# WHERE CAN I BUY A NEW SR20DE



## Uni (May 25, 2004)

I want a clean turbo sr20de'd car

wehre can i get that engine thx


----------



## chimmike (Oct 17, 2002)

a NEW engine? Nissan. And you won't be able to get a brand new SR20DET here.

Man, you kill me sometimes.


----------



## Uni (May 25, 2004)

chimmike said:


> a NEW engine? Nissan. And you won't be able to get a brand new SR20DET here.
> 
> Man, you kill me sometimes.


I didn't say a brand new SR20DET, and i don't care if i kill you.. you bring it on yourself by posting on every thread, asshole


----------



## chimmike (Oct 17, 2002)

you said "New" in your thread title. If you don't mean new, don't SAY new.


so you want an SR20DE or DET?

either way, use the search button, you'll find your answer. I think we're done spoon feeding you. btw, how's the 5 quarts of oil in your GA? ( no, a name change won't fool me...especially if that's the ONLY thing you change LOL)


----------



## Uni (May 25, 2004)

chimmike said:


> you said "New" in your thread title. If you don't mean new, don't SAY new.
> 
> 
> so you want an SR20DE or DET?
> ...


It says DE in the thread title. You don't have to reply to any threads.. that's up to you. And i'm not trying to "fool" anyone.


----------



## NissanGirl2ooSX (Mar 15, 2004)

Ebay..places that specialize in engine sales..etc. Just search, we dont know whats in your area.


----------



## chimmike (Oct 17, 2002)

ebay, Soko can get you a JDM sr20.............any salvage yard, car-part.com it's really not that hard to look around.


----------



## Zac (Mar 10, 2004)

http://www.jgycustoms.com/motors.htm


----------



## 510Mods (Feb 21, 2005)

I have 2 complete SR20DE motors here at the yards. $120 and its yours. And check this site also:
http://rebuilt.net/Nissan_Engines.htm


----------



## Blank (Aug 21, 2003)

NEWNEWNEW go to a dealer... you should be able to pick one up form nissan till about 2009 based on they came in 01 sentra SE's and they gotta keep parts available for 8 yrs...


----------



## chimmike (Oct 17, 2002)

that's a steal! I might just buy one to tinker with! haha.

is that $120 shipped?


----------



## Zac (Mar 10, 2004)

BlankgazeX said:


> NEWNEWNEW go to a dealer... you should be able to pick one up form nissan till about 2009 based on they came in 01 sentra SE's and they gotta keep parts available for 8 yrs...

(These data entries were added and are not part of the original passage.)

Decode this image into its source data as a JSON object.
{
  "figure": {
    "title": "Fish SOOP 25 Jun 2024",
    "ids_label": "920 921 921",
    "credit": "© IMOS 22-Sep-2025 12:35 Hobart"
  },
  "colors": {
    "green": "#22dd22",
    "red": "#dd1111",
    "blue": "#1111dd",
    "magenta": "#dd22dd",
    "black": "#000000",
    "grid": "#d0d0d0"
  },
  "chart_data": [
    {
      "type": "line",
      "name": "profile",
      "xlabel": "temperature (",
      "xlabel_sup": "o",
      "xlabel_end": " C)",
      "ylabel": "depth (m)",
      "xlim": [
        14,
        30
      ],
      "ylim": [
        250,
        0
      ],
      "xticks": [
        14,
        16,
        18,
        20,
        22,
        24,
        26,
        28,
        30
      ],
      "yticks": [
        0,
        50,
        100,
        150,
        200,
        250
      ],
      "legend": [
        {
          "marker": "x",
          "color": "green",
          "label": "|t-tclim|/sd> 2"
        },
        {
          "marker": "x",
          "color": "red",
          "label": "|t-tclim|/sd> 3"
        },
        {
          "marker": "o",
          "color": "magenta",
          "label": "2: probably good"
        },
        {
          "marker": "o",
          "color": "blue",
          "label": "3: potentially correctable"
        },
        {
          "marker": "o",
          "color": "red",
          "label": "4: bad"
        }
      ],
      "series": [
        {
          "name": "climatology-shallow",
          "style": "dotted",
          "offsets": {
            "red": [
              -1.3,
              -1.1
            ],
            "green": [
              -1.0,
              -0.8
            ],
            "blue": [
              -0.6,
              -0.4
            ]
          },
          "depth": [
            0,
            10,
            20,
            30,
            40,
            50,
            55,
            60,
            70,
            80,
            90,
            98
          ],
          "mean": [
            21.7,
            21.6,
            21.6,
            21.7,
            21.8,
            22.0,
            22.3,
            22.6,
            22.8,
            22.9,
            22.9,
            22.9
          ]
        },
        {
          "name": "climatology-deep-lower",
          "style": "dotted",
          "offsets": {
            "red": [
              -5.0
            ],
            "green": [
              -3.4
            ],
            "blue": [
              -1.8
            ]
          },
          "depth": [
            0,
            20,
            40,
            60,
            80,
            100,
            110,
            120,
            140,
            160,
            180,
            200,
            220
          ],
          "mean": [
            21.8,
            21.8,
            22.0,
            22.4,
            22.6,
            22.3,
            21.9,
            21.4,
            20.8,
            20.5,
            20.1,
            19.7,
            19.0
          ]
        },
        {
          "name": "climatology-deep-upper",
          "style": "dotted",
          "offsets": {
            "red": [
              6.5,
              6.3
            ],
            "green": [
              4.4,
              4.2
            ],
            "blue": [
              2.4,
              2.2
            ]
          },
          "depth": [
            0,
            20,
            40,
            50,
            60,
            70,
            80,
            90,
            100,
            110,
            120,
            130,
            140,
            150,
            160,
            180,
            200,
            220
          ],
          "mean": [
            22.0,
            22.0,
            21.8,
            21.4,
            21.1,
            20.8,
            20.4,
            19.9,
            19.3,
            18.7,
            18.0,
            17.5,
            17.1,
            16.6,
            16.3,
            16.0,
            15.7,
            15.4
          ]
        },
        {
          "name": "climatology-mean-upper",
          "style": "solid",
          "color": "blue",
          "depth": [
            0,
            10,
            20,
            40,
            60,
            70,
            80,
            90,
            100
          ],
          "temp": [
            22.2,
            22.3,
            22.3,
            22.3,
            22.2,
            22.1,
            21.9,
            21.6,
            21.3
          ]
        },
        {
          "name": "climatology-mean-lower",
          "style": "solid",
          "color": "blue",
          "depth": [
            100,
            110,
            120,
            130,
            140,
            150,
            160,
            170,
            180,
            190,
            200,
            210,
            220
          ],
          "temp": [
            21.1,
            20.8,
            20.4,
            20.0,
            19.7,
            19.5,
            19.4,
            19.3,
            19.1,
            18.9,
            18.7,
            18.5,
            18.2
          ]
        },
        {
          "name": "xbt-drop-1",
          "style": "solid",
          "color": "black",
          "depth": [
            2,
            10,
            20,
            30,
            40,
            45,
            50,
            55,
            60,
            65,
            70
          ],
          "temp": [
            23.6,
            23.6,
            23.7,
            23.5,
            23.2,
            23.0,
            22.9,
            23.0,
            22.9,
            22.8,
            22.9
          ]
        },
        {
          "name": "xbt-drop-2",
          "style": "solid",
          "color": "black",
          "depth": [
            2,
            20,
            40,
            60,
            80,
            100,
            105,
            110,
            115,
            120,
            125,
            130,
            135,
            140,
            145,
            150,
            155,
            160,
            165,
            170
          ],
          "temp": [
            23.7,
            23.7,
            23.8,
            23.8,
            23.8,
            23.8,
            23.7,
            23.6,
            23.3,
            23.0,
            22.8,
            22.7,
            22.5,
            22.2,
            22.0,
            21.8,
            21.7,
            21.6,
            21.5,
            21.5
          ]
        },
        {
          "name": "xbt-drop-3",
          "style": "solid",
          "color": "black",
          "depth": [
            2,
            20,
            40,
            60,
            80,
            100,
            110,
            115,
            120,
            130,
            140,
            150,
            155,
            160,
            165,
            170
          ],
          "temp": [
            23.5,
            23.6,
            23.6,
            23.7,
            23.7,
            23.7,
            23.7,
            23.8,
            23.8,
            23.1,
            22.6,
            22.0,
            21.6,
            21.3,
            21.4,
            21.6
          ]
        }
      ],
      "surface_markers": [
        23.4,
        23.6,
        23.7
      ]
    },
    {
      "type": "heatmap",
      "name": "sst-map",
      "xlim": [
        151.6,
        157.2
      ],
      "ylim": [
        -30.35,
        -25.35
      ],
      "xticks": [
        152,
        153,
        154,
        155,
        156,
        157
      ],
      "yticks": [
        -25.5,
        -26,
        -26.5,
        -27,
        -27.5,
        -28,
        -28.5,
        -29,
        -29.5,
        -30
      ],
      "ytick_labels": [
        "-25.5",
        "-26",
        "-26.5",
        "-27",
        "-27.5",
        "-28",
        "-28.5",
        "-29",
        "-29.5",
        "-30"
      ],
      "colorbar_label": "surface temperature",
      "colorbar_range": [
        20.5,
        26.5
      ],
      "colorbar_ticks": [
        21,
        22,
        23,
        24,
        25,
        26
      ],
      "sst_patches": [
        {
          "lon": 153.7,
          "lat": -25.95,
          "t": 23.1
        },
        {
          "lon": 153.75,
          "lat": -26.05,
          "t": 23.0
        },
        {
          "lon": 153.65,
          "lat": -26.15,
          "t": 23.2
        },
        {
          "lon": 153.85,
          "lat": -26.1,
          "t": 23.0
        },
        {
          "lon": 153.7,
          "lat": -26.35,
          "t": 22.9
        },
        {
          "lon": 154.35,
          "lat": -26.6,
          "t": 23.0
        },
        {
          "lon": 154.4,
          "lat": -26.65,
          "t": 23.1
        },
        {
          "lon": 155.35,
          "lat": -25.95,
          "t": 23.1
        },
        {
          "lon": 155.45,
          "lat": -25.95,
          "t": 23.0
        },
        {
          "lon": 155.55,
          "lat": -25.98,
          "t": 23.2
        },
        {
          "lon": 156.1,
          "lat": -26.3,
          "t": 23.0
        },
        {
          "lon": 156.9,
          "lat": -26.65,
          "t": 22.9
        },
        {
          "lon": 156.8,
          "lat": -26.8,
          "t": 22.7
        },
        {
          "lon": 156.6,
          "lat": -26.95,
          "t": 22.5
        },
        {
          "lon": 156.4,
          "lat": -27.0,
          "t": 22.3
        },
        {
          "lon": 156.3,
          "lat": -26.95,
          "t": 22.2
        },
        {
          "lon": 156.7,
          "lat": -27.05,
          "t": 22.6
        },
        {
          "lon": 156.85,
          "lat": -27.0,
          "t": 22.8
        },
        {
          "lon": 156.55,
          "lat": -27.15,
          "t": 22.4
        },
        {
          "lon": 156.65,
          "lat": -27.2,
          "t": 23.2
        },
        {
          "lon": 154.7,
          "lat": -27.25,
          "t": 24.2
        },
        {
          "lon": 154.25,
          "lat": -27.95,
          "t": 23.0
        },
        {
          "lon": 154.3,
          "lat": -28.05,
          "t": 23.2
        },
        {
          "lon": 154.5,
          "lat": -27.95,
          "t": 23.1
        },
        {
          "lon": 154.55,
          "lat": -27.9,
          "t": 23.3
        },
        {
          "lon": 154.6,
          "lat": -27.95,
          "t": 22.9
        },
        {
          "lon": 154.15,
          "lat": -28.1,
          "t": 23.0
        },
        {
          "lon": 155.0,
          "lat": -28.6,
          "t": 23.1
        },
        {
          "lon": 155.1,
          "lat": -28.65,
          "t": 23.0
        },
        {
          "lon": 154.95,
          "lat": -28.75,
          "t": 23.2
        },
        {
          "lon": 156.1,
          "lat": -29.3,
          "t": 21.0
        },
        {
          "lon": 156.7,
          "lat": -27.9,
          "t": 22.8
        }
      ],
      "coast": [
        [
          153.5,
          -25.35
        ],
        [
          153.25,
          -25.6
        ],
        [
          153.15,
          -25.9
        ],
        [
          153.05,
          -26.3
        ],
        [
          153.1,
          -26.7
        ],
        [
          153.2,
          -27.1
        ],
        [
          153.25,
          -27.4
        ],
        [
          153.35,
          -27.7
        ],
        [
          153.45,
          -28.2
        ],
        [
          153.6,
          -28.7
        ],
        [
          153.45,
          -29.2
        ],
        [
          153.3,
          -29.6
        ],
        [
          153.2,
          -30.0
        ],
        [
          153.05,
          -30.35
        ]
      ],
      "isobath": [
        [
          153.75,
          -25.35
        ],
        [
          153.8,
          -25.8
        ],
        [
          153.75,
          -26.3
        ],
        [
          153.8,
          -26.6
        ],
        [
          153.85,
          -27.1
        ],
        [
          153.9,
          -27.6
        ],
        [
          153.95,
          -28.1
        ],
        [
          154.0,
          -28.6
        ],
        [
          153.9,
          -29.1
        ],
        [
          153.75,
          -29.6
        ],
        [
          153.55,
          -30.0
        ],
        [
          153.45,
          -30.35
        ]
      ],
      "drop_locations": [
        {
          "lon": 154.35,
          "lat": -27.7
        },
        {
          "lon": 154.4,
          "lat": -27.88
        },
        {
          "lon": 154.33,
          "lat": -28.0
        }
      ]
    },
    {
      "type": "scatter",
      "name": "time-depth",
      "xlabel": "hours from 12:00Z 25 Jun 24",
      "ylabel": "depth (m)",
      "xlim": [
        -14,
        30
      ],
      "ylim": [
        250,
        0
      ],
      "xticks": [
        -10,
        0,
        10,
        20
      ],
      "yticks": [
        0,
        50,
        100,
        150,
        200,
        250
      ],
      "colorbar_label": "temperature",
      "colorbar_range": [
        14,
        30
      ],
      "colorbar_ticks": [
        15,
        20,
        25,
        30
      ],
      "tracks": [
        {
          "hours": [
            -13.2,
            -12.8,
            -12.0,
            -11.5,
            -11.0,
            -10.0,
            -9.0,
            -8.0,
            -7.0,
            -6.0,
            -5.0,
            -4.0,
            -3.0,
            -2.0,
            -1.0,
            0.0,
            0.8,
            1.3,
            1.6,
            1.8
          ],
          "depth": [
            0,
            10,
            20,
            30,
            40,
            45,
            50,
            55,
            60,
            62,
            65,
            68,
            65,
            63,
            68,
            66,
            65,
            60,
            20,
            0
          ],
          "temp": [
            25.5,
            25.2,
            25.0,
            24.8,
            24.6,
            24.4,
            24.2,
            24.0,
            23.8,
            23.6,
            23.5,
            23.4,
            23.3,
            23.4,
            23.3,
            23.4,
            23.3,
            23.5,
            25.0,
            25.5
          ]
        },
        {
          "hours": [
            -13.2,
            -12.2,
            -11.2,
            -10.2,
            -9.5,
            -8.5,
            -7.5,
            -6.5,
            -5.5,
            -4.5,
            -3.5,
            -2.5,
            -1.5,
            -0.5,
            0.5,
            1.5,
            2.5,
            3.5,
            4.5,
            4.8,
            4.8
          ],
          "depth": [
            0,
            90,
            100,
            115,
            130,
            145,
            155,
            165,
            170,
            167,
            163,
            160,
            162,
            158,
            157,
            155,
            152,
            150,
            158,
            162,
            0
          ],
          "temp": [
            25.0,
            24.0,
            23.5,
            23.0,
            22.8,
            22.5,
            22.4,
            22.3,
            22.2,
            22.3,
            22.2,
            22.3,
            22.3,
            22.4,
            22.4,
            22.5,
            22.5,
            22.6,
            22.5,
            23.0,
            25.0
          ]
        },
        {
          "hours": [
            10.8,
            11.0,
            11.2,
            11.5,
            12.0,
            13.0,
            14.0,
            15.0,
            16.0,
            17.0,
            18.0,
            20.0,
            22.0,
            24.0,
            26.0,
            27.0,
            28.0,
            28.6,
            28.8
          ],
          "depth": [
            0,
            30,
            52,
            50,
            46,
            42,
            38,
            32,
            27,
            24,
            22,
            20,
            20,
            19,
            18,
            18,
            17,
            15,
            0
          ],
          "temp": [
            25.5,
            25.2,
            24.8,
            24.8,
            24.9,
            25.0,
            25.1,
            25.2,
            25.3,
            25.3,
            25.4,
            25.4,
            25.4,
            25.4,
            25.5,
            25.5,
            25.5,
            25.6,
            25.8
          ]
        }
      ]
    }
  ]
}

just the thought of the price from a dealer makes me need to poo




and as far as $120....the thread starter is smokin crack if they dont hop on that...


----------



## racingfury (Oct 7, 2004)

NickZac said:


> just the thought of the price from a dealer makes me need to poo
> 
> 
> 
> ...


hell for that little cash i might think about one... how much to ship something like that... and do i need a new tranny from my 1.8?


----------



## 510Mods (Feb 21, 2005)

$hipping with Forwardair.com for Sac, CA to N.Y. could run as much as $300+. Plus I would have to crate it and get it to the shipping terminal. So your looking at about $650+ and its yours. It would be the motor, induction, exhaust manifold, and most likely the ECU.


----------



## chimmike (Oct 17, 2002)

racingfury said:


> hell for that little cash i might think about one... how much to ship something like that... and do i need a new tranny from my 1.8?



too much involved. you're talking about $4000-7000 to get a full swap done on the QG.


----------



## 510Mods (Feb 21, 2005)

If you started with used parts to get it running and for easy mock up. Then rebuild as necessary. Would the SR20DE bolt to the original tranny?


----------



## chimmike (Oct 17, 2002)

the QG tranny won't bolt to the SR20. he'd need a different tranny, ecu, engine harness, crossmember, b15 SR20 radiator, etc etc etc.

it's not a cheap swap. been there, tried that.


----------



## 510Mods (Feb 21, 2005)

Well, I have all that stuff here. Its great to make close friends at the local yards, espcially when they always get the good stuff. All these parts I have are coming off of an Infiniti G20. So its fully complete and cheap. Thw whole car would cost $500 and then to ship it to NY would be about $1000 to his house.


----------